Por outro lado, usar os média como sinónimos de histórias também não tem sustentabilidade. Um filme é muito mais do que uma história, basta olhar para a equipa técnica e ver que no meio de 100 a 200 pessoas, normalmente temos apenas um guionista. Para quem olha para um filme, de forma não técnica, conta aparentemente apenas a história que está a ser contada. Mas se analisada a questão com as pessoas, vamos perceber que em muitas das vezes o que faz a diferença são os atores ou até os efeitos especiais, entre muitas outras coisas. Já agora, olhar para a televisão como mera produtora de histórias é reduzir o discurso humano a nada, já que naquela caixa passam todo o tipo de abordagens humanas à estruturação de informação: da conversação à argumentação, da demonstração à visualização, da exposição à descrição. Não podemos pegar na informação e dizer que porque ela está a ser emitida por um ser humano é automaticamente um processo de narração.

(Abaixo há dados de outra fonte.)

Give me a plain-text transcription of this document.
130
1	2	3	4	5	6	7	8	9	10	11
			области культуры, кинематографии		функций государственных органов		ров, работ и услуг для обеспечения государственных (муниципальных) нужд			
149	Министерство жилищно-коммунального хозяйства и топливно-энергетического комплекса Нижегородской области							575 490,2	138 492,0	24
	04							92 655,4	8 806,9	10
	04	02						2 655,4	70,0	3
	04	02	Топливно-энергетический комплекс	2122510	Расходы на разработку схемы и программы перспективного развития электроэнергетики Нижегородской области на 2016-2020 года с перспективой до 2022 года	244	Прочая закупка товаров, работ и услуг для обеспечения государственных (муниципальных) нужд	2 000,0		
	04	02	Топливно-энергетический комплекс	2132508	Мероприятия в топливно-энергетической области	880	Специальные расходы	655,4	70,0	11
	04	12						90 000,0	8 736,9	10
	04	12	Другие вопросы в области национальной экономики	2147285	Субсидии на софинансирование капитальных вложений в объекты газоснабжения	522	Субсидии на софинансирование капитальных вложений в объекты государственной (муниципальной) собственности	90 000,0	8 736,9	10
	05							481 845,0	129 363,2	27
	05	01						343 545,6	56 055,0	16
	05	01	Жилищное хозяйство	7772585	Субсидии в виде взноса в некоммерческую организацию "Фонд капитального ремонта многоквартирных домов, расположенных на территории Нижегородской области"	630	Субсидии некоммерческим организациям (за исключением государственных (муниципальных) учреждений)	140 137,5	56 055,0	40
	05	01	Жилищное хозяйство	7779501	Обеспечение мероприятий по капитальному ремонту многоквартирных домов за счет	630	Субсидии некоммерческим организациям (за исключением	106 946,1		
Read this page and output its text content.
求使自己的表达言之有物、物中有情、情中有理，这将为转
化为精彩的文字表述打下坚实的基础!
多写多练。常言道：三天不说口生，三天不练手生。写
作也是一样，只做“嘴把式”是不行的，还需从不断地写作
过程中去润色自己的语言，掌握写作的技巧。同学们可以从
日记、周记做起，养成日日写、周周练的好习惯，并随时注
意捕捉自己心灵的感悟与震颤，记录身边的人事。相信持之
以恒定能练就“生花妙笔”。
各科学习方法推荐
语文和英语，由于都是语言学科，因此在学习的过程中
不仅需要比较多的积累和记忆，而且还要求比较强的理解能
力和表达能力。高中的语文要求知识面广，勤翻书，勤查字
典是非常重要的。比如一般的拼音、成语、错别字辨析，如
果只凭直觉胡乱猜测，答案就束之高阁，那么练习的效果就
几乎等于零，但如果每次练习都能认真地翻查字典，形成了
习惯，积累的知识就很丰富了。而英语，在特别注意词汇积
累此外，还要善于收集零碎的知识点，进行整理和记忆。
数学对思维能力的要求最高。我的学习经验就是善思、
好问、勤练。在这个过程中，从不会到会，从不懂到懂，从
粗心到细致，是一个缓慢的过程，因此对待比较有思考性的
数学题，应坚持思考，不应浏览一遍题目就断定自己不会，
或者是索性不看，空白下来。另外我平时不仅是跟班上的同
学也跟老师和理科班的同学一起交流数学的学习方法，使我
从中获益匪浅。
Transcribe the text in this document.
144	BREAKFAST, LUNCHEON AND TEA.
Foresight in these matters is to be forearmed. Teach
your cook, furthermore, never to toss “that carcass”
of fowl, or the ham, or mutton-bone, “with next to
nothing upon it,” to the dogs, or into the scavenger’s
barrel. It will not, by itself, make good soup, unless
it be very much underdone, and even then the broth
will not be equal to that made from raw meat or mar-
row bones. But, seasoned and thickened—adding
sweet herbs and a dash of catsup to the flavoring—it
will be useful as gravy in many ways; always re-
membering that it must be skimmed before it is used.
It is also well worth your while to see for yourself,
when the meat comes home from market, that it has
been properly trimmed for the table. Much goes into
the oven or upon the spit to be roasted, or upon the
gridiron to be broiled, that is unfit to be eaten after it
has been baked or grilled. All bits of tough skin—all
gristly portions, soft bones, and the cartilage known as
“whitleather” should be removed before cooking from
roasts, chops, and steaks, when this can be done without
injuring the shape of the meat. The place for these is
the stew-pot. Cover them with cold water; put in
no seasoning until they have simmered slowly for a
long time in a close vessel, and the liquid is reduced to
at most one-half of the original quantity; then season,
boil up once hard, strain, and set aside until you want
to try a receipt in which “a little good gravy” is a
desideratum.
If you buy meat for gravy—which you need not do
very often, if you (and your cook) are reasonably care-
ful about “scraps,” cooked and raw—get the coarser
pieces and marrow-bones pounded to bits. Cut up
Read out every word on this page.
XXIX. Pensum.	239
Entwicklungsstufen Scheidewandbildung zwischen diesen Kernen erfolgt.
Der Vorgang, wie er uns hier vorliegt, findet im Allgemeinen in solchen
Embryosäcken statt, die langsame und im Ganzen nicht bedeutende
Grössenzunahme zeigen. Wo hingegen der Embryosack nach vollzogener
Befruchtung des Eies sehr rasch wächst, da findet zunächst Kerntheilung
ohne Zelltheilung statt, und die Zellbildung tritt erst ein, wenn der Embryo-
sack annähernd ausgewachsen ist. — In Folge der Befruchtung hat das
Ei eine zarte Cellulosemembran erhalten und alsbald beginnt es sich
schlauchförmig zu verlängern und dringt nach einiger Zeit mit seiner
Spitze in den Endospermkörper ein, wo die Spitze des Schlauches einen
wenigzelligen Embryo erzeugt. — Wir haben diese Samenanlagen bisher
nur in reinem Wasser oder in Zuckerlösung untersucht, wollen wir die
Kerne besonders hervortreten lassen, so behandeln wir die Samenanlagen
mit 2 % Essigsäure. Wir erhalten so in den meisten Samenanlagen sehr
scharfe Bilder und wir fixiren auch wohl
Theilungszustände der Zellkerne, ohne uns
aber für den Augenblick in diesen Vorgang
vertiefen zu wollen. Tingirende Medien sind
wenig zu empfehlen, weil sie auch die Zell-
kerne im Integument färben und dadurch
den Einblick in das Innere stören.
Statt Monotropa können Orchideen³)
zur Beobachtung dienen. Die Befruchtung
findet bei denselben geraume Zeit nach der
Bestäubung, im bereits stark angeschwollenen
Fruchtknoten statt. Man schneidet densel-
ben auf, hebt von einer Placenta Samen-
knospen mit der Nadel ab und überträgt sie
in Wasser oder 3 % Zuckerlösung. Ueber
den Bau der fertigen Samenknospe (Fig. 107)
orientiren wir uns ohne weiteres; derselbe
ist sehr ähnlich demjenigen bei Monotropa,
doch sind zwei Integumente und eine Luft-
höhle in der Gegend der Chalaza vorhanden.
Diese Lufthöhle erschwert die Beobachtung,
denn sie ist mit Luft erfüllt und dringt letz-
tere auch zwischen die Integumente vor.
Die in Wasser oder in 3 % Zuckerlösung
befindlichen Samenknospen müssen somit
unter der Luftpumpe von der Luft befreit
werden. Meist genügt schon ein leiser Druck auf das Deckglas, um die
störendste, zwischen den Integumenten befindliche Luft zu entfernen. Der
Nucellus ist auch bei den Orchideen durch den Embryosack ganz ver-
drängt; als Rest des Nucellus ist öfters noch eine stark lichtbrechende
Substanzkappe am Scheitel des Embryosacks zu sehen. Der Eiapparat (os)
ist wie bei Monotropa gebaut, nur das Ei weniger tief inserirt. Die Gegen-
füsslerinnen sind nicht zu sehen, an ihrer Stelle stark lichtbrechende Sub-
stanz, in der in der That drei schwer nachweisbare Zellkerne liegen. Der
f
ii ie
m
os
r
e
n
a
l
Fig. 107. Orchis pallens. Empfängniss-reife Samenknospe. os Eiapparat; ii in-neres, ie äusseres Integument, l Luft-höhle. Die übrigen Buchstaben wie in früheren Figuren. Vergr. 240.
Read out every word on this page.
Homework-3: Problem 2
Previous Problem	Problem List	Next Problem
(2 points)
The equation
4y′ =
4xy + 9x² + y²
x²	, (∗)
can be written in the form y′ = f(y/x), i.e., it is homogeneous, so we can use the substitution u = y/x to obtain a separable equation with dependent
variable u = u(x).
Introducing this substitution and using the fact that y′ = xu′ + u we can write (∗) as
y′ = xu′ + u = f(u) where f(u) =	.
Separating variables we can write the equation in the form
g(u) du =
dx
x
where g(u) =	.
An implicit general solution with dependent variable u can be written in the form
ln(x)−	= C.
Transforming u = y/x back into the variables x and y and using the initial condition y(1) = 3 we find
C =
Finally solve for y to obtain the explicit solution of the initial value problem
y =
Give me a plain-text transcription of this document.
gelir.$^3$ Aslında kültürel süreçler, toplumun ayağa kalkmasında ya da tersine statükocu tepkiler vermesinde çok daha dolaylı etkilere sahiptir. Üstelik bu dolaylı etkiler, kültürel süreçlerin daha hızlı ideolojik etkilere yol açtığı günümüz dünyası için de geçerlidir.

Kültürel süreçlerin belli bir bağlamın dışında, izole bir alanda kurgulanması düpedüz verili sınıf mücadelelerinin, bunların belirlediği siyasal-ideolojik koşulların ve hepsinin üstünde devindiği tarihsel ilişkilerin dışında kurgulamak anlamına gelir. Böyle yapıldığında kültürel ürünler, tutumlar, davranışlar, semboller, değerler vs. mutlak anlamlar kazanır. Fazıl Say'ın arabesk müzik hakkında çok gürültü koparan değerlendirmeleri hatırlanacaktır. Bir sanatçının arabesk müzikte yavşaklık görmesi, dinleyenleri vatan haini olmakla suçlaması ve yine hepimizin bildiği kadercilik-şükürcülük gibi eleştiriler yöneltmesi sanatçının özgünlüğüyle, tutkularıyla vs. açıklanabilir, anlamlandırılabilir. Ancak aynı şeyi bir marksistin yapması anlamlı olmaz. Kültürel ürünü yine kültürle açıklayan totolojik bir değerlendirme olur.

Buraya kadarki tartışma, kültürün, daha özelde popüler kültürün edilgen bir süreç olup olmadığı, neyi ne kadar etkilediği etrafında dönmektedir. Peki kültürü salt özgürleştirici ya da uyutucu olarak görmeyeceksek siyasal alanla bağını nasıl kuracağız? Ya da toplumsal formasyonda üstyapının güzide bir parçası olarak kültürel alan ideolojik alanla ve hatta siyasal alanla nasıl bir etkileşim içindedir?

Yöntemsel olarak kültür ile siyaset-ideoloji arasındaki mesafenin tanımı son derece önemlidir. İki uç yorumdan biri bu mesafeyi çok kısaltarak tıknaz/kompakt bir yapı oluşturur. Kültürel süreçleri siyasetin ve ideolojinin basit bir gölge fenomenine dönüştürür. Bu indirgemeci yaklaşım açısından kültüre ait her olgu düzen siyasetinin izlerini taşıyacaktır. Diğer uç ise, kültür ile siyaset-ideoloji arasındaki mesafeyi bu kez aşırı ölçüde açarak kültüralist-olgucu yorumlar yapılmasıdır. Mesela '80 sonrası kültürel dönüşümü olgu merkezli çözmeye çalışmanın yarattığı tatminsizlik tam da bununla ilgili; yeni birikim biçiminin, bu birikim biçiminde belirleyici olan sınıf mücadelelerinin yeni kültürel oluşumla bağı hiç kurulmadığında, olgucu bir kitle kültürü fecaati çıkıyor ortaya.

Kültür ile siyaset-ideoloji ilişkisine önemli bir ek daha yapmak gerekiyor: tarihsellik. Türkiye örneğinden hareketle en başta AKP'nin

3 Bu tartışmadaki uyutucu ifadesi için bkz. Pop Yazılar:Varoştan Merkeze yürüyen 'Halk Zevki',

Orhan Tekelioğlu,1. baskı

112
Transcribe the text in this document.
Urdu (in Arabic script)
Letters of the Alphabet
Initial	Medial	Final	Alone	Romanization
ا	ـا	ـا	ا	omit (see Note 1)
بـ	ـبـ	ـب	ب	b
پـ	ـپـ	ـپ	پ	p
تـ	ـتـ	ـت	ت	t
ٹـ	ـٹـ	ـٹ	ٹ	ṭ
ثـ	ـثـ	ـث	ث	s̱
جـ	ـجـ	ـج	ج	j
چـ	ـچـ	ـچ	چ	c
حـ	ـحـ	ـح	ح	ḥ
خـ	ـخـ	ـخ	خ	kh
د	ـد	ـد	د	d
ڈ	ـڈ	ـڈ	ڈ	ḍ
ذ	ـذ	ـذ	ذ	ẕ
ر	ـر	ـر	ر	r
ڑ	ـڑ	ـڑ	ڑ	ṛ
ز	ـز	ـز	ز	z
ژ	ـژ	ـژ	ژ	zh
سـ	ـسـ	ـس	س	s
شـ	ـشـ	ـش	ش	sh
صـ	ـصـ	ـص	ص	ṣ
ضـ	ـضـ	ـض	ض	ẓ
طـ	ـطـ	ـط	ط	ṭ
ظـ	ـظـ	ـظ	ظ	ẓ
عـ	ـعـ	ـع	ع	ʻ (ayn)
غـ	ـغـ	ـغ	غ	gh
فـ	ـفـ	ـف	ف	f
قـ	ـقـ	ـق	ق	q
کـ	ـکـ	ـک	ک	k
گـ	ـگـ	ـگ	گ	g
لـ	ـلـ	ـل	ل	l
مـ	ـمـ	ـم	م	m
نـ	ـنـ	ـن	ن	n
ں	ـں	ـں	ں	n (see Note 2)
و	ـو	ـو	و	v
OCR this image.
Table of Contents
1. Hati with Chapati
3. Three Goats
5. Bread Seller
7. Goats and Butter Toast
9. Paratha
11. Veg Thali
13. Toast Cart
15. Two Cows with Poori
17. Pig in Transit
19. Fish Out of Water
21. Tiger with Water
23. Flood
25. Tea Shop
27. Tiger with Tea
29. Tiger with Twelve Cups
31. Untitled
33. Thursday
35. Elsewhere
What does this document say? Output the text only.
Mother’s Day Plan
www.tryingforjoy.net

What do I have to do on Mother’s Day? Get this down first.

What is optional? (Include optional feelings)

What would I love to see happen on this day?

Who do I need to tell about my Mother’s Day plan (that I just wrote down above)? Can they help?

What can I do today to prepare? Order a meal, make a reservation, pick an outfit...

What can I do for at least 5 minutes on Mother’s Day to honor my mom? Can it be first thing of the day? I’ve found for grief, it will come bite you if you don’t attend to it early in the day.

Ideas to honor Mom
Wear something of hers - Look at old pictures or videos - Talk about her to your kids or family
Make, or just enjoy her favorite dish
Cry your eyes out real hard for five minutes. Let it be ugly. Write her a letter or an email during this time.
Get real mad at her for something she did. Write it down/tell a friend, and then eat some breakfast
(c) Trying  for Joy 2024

Mas pronto, quando o autor vai buscar os trabalhos de Paul Zak e começa a dizer que através de polígrafos os cientistas conseguem prever o futuro, percebemos que a realidade há muito descolou do universo de Gottschall. E na verdade, isso estava patente no início quando dizia usar o termo narrativa e história como se fossem a mesma coisa, percebendo-se que não estava interessado em qualquer aprofundamento da arte do storytelling, mas apenas em criar barulho para gerar impacto. Aliás a profusão de adjetivos como — "assustador", "aterrador", "lavagem cerebral", "medo", "controlo" — define bem quais as intenções do livro. Tive de parar antes de chegar a meio porque a irritação já estava a perturbar a minha sanidade.


Atualização, 4 janeiro de 2021

Para que não fique a ideia de que tenho algo contra Gottschall, deixo o link para a análise do livro, publicada na semana passada no NYT, por Timothy Snyder, professor de História da Universidade Yale. A crítica é tão selvagem que não conseguimos parar de rir até ao final.